If you think you’ve heard Rodrigo Y Gabriela, you haven’t heard anything until you’ve given their new Cuban-influenced album Area 52 a spin. And if you really haven’t heard RYG before, well, what the heck?
For the uninitiated, Rodrigo Y Gabriela — in the most basic terms — are a Mexican acoustic guitar-playing duo influenced as much by classical and flamenco guitar styles as they are by the likes of Metallica and Led Zeppelin. He plays lead. And she, quite simply, is a virtuoso of percussive rhythm guitar. Gabriela’s frenetic playing makes one feel sorry for her right wrist and fingers, not to mention a series of guitars that has probably seen as much abuse as any in Pete Townshend’s collection.
RYG’s two-guitar style works so well that it would seem silly to deviate from the theme. But that’s just what they’ve done on Area 52, their latest release, which was recorded in Cuba with a host of Cuban musicians (C.U.B.A. to be exact — the Collective Universal Band Association) and other guests such as Anoushka Shanker. The album features nine previously released song: five from 2009′s 11:11 and four from RYG’s eponymous 2006 album. But don’t mistake Area 52 for a simple compilation — the songs have been re-arranged and essentially re-imagined by producer Peter Asher (with Rodrigo) and Cuban arranger Alex Wilson, so much so that in most cases these may as well be new songs.
What’s so great about Area 52 is that the signature RYG threads are there — most fans will have no trouble recognizing the main melodies from some of the duo’s best-known songs — but the Cuban musicians put their own stamp on each composition. Percussionist Otto Santana describes the mashup best on the insightful 30-minute documentary DVD that accompanies the CD release:
When you combine [Rodrigo and Gabriela's] swiftness with the slow Cuban rhythms, you create a conversation.
And what a conversation it is.
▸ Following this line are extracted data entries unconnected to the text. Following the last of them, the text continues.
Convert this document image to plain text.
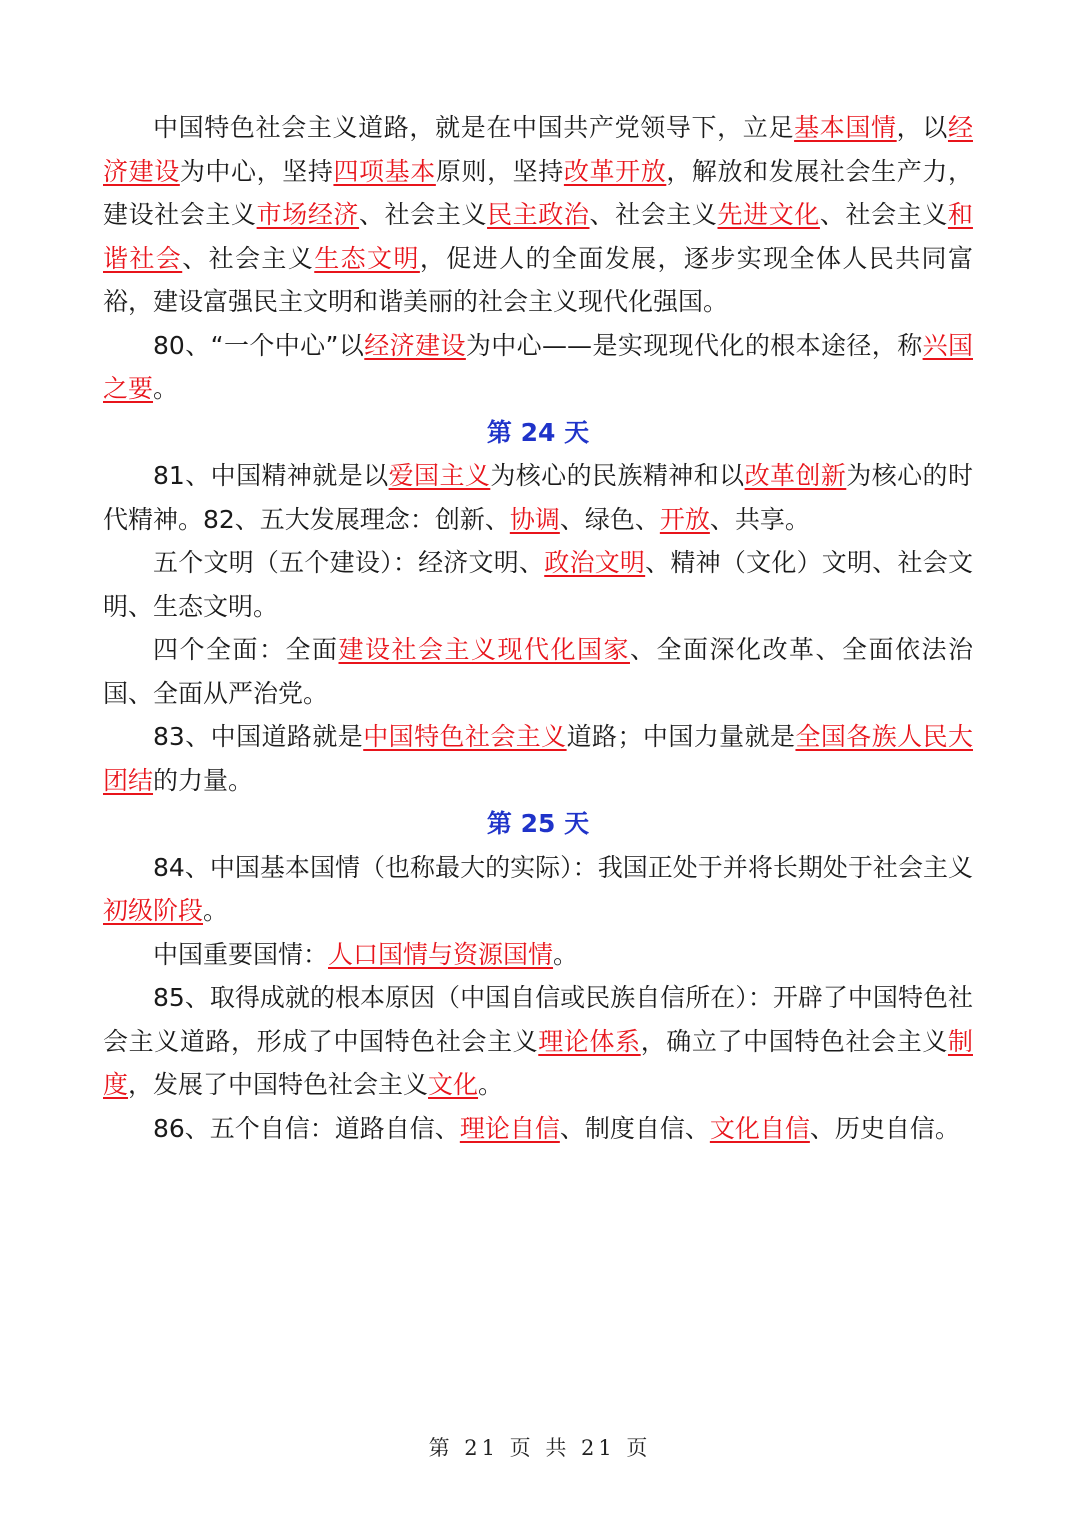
中国特色社会主义道路，就是在中国共产党领导下，立足基本国情，以经济建设为中心，坚持四项基本原则，坚持改革开放，解放和发展社会生产力，建设社会主义市场经济、社会主义民主政治、社会主义先进文化、社会主义和谐社会、社会主义生态文明，促进人的全面发展，逐步实现全体人民共同富裕，建设富强民主文明和谐美丽的社会主义现代化强国。

80、“一个中心”以经济建设为中心——是实现现代化的根本途径，称兴国之要。

第 24 天

81、中国精神就是以爱国主义为核心的民族精神和以改革创新为核心的时代精神。82、五大发展理念：创新、协调、绿色、开放、共享。

五个文明（五个建设）：经济文明、政治文明、精神（文化）文明、社会文明、生态文明。

四个全面：全面建设社会主义现代化国家、全面深化改革、全面依法治国、全面从严治党。

83、中国道路就是中国特色社会主义道路；中国力量就是全国各族人民大团结的力量。

第 25 天

84、中国基本国情（也称最大的实际）：我国正处于并将长期处于社会主义初级阶段。

中国重要国情：人口国情与资源国情。

85、取得成就的根本原因（中国自信或民族自信所在）：开辟了中国特色社会主义道路，形成了中国特色社会主义理论体系，确立了中国特色社会主义制度，发展了中国特色社会主义文化。

86、五个自信：道路自信、理论自信、制度自信、文化自信、历史自信。

第 21 页 共 21 页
Area 52 may be a conversation, but it isn’t an album meant to be enjoyed from the comfort of your easy chair. In fact, I defy anyone to sit still during tracks such as “Diabolo Rojo” — trumpet players Lazaro Dilou and Juan Toledo provide a strong foundation throughout the song while Alex Wilson’s piano offers a nice counterpoint to RYG’s guitars. And later, Jorge Sorzno offers a flute solo for just a little more punch. Listeners will be able to catch a breather during the laid back “Logos,” featuring some soothing piano from Wilson and and a weighty bass line by Feliciano Noa. But even this reserved track gives way by the end to some classic Cuban rhythms that will have even steadfast couch potatoes hoping up to take a quick lap on the dance floor.
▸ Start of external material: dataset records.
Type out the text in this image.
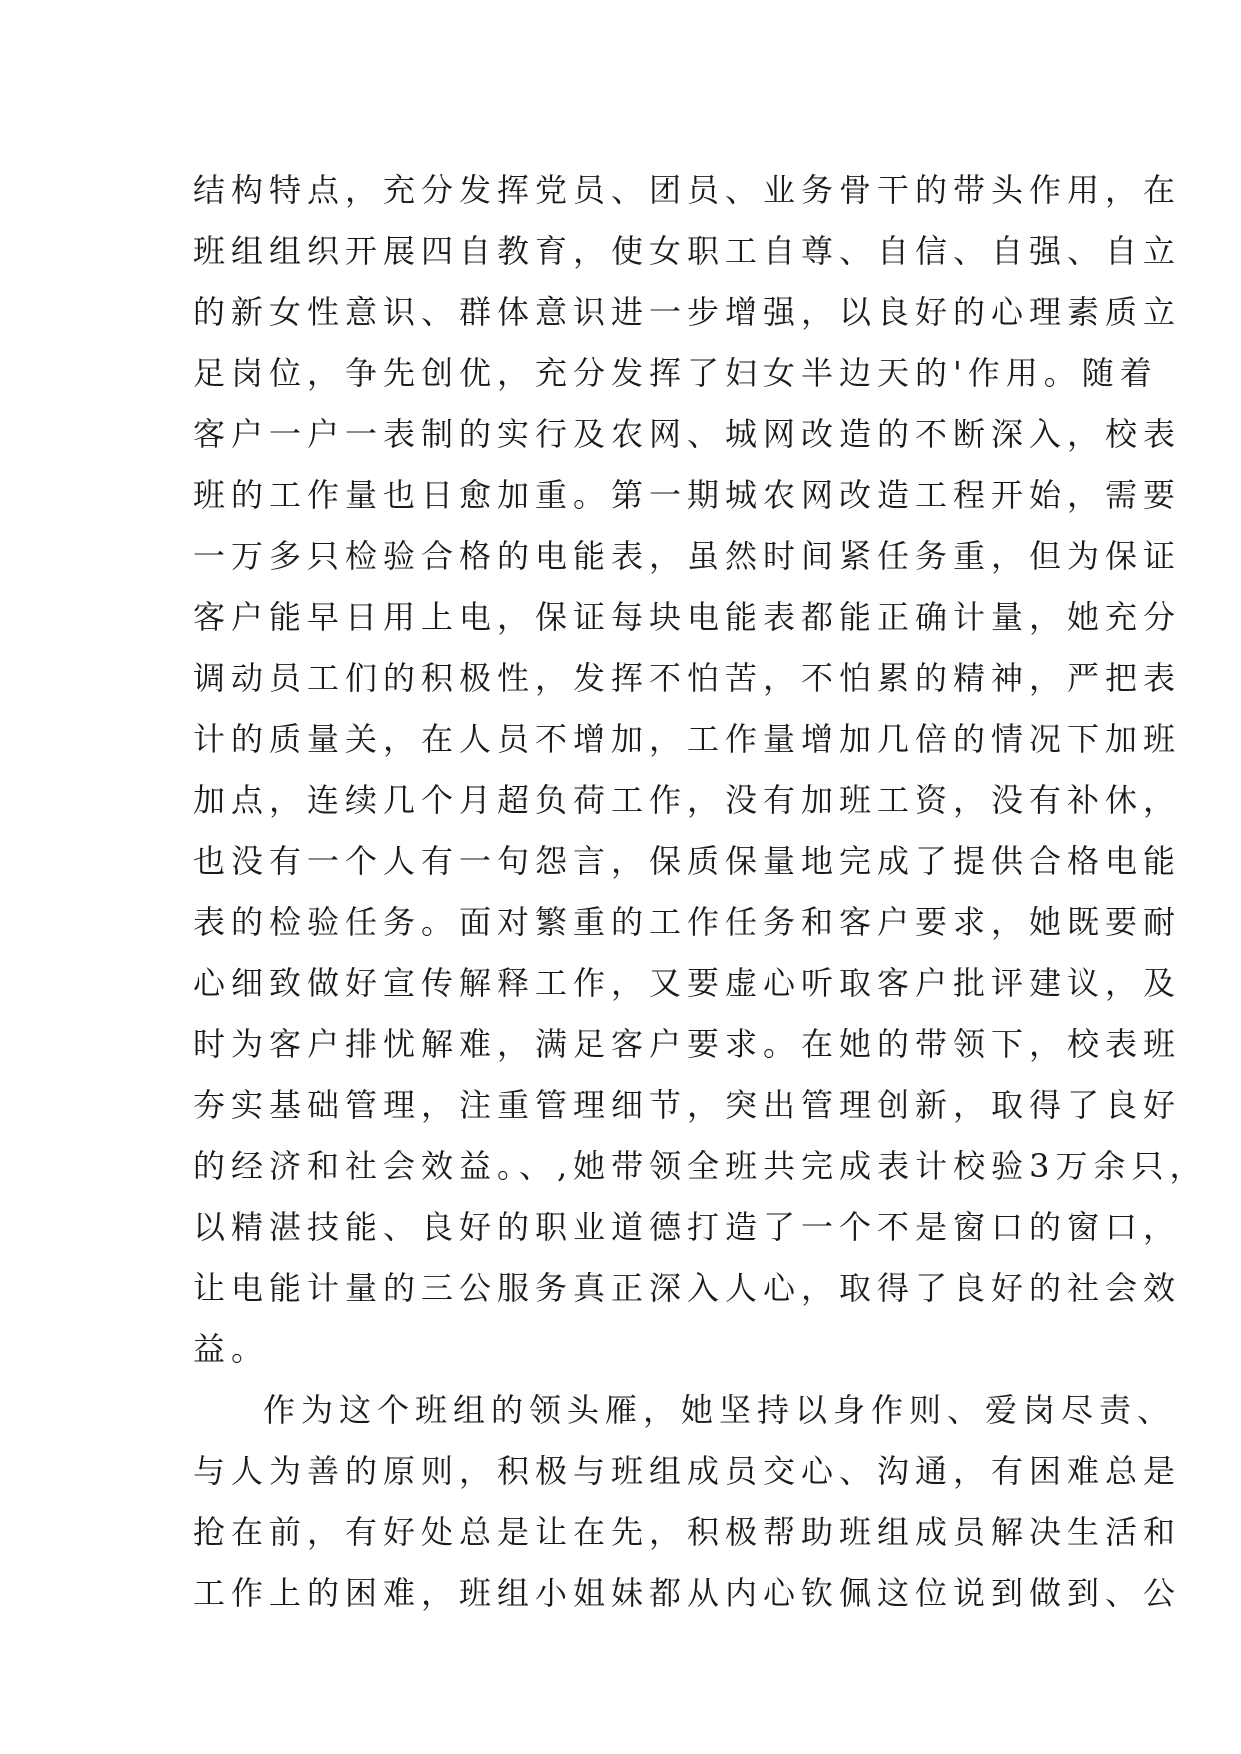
结构特点，充分发挥党员、团员、业务骨干的带头作用，在
班组组织开展四自教育，使女职工自尊、自信、自强、自立
的新女性意识、群体意识进一步增强，以良好的心理素质立
足岗位，争先创优，充分发挥了妇女半边天的'作用。随着
客户一户一表制的实行及农网、城网改造的不断深入，校表
班的工作量也日愈加重。第一期城农网改造工程开始，需要
一万多只检验合格的电能表，虽然时间紧任务重，但为保证
客户能早日用上电，保证每块电能表都能正确计量，她充分
调动员工们的积极性，发挥不怕苦，不怕累的精神，严把表
计的质量关，在人员不增加，工作量增加几倍的情况下加班
加点，连续几个月超负荷工作，没有加班工资，没有补休，
也没有一个人有一句怨言，保质保量地完成了提供合格电能
表的检验任务。面对繁重的工作任务和客户要求，她既要耐
心细致做好宣传解释工作，又要虚心听取客户批评建议，及
时为客户排忧解难，满足客户要求。在她的带领下，校表班
夯实基础管理，注重管理细节，突出管理创新，取得了良好
的经济和社会效益。、,她带领全班共完成表计校验3万余只，
以精湛技能、良好的职业道德打造了一个不是窗口的窗口，
让电能计量的三公服务真正深入人心，取得了良好的社会效
益。
作为这个班组的领头雁，她坚持以身作则、爱岗尽责、
与人为善的原则，积极与班组成员交心、沟通，有困难总是
抢在前，有好处总是让在先，积极帮助班组成员解决生活和
工作上的困难，班组小姐妹都从内心钦佩这位说到做到、公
And those are just a couple of the great moments on Area 52. You’ll fall in love with the electric guitar on “Hanuman,” which sounds like it could have been played by Carlos Santana himself. Fitting really, because Rodrigo wrote the original song as a tribute to the guitar legend. The energy carries through to the end as the album closes with a blistering rendition of “Tamacun.” There are no less than five trumpet solos here — each of the album’s trumpet players gets his own moment in the spotlight, and that’s on top of a signature guitar solo by Gabriela. And let’s not forget Ms. Shankar — her guest appearance on “Ixtapa” is a joy. The call-and-answer interplay between Anoushka’s sitar and the Cuban brass section is a treat. Adding an Indian flare to these other disparate elements might leave one wondering how will that work? As with the rest of the tracks on the album, such a marriage of styles absolutely does work.
Listening to Area 52, I couldn’t help but be transported back to mid-1950s Havana (or at least what I imagine Havana in the mid ’50s to be). Girls in their flashy dresses, Cigar smoke thick in the air, and enough Mojitos and Daiquiris to keep the party going all night long. All of that, thanks to a couple of Mexicans no less, might as well have been going on in my media room. I can give an album no higher praise than its ability to take me out of my current environment and take me someplace else entirely. Area 52 most certainly does that; in fact, if it wasn’t for that pesky U.S. embargo, I wouldn’t mind visiting that little island off the coast of Florida someday.
If it’s not evident by now, I’m in love with Area 52. But I realize that the album isn’t for everyone. I suspect that a few ardent RYG fans are going to absolutely hate this. It sort of sounds familiar for a second, but then it sounds like something Rodrigo Y Gabriela have never done before. And Area 52 isn’t really for the RYG neophyte either. I want that group to listen to Area 52, but only after they’ve become familiar with the albums that inspired this one. Unless Cuban music is your thing, of course, and then I say and then go for it, because the musicianship on display here is first class. I have a feeling it was a heck of a lot of fun to make this record. That feeling begins to come through on the making-of DVD, but I wasn’t there so I can’t say for sure. What I can say, is that Area 52 is a heck of a lot of fun to listen to and I’ll be listening to it for a long time to come.